The Federal Reserve announced Wednesday that interest rates will go up .75 of a point as part of the board's effort to slow inflation. The increase marks the highest interest rates have been since 2008.
The higher interest rates make borrowing for items such as homes and cars more expensive.
The Fed Board voted unanimously to raise interest rates.
"Recent indicators point to modest growth in spending and production," the Fed said. "Job gains have been robust in recent months, and the unemployment rate has remained low. Inflation remains elevated, reflecting supply and demand imbalances related to the pandemic, higher food and energy prices, and broader price pressures. Russia's war against Ukraine is causing tremendous human and economic hardship. The war and related events are creating additional upward pressure on inflation and are weighing on global economic activity.

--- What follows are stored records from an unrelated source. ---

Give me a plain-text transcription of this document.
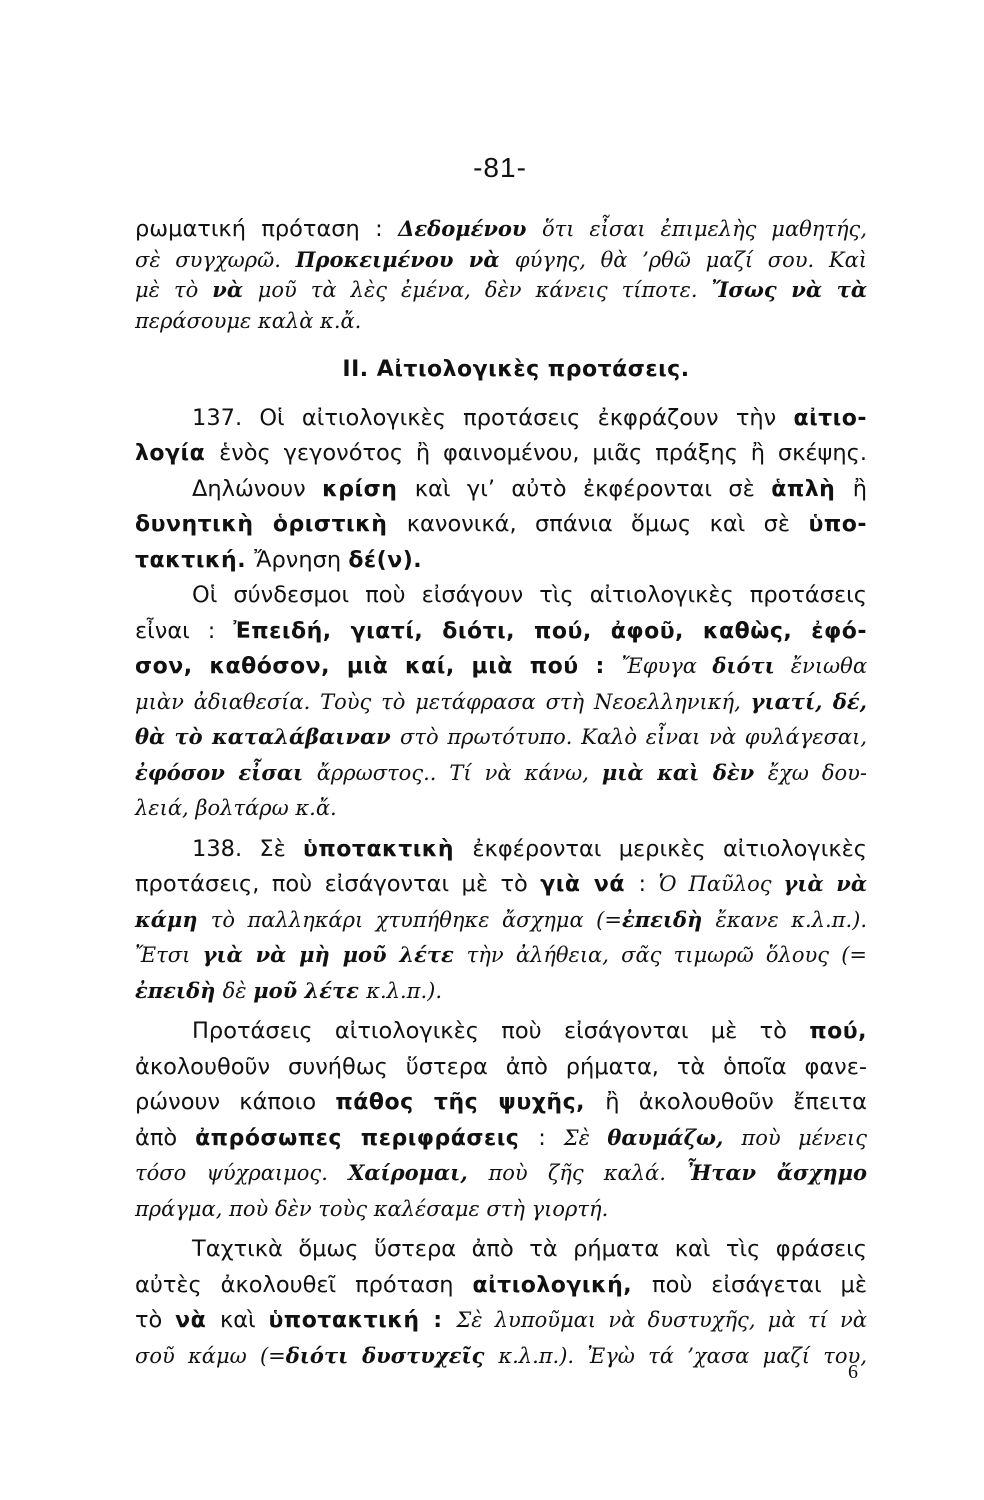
-81-

ρωματική πρόταση : Δεδομένου ὅτι εἶσαι ἐπιμελὴς μαθητής,

σὲ συγχωρῶ. Προκειμένου νὰ φύγης, θὰ ’ρθῶ μαζί σου. Καὶ

μὲ τὸ νὰ μοῦ τὰ λὲς ἐμένα, δὲν κάνεις τίποτε. Ἴσως νὰ τὰ

περάσουμε καλὰ κ.ἄ.

II. Αἰτιολογικὲς προτάσεις.

137. Οἱ αἰτιολογικὲς προτάσεις ἐκφράζουν τὴν αἰτιο-

λογία ἑνὸς γεγονότος ἢ φαινομένου, μιᾶς πράξης ἢ σκέψης.

Δηλώνουν κρίση καὶ γι’ αὐτὸ ἐκφέρονται σὲ ἁπλὴ ἢ

δυνητικὴ ὁριστικὴ κανονικά, σπάνια ὅμως καὶ σὲ ὑπο-

τακτική. Ἄρνηση δέ(ν).

Οἱ σύνδεσμοι ποὺ εἰσάγουν τὶς αἰτιολογικὲς προτάσεις

εἶναι : Ἐπειδή, γιατί, διότι, πού, ἀφοῦ, καθὼς, ἐφό-

σον, καθόσον, μιὰ καί, μιὰ πού : Ἔφυγα διότι ἔνιωθα

μιὰν ἀδιαθεσία. Τοὺς τὸ μετάφρασα στὴ Νεοελληνική, γιατί, δέ,

θὰ τὸ καταλάβαιναν στὸ πρωτότυπο. Καλὸ εἶναι νὰ φυλάγεσαι,

ἐφόσον εἶσαι ἄρρωστος.. Τί νὰ κάνω, μιὰ καὶ δὲν ἔχω δου-

λειά, βολτάρω κ.ἄ.

138. Σὲ ὑποτακτικὴ ἐκφέρονται μερικὲς αἰτιολογικὲς

προτάσεις, ποὺ εἰσάγονται μὲ τὸ γιὰ νά : Ὁ Παῦλος γιὰ νὰ

κάμη τὸ παλληκάρι χτυπήθηκε ἄσχημα (=ἐπειδὴ ἔκανε κ.λ.π.).

Ἔτσι γιὰ νὰ μὴ μοῦ λέτε τὴν ἀλήθεια, σᾶς τιμωρῶ ὅλους (=

ἐπειδὴ δὲ μοῦ λέτε κ.λ.π.).

Προτάσεις αἰτιολογικὲς ποὺ εἰσάγονται μὲ τὸ πού,

ἀκολουθοῦν συνήθως ὕστερα ἀπὸ ρήματα, τὰ ὁποῖα φανε-

ρώνουν κάποιο πάθος τῆς ψυχῆς, ἢ ἀκολουθοῦν ἔπειτα

ἀπὸ ἀπρόσωπες περιφράσεις : Σὲ θαυμάζω, ποὺ μένεις

τόσο ψύχραιμος. Χαίρομαι, ποὺ ζῆς καλά. Ἦταν ἄσχημο

πράγμα, ποὺ δὲν τοὺς καλέσαμε στὴ γιορτή.

Ταχτικὰ ὅμως ὕστερα ἀπὸ τὰ ρήματα καὶ τὶς φράσεις

αὐτὲς ἀκολουθεῖ πρόταση αἰτιολογική, ποὺ εἰσάγεται μὲ

τὸ νὰ καὶ ὑποτακτική : Σὲ λυποῦμαι νὰ δυστυχῆς, μὰ τί νὰ

σοῦ κάμω (=διότι δυστυχεῖς κ.λ.π.). Ἐγὼ τά ’χασα μαζί του,

6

The Committee is highly attentive to inflation risks."
The risk of raising interest rates, experts say, is that it could cause the U.S. to slip into a recession.
The effective federal interest rate is now over 3% for the first time since January 2008. Interest rates peaked at 5.25 percent in late 2006 and early 2007, roughly a year before the U.S. went into a recession.
From 2009 through the middle of 2017, interest rates remained below 1 percent before reaching a peak of around 2.42 percent in 2019.
In response to the pandemic, the Fed lowered rates nearly to 0 until early this year. But with the highest inflation in over four decades, the Fed has responded with a rapid succession of rate hikes.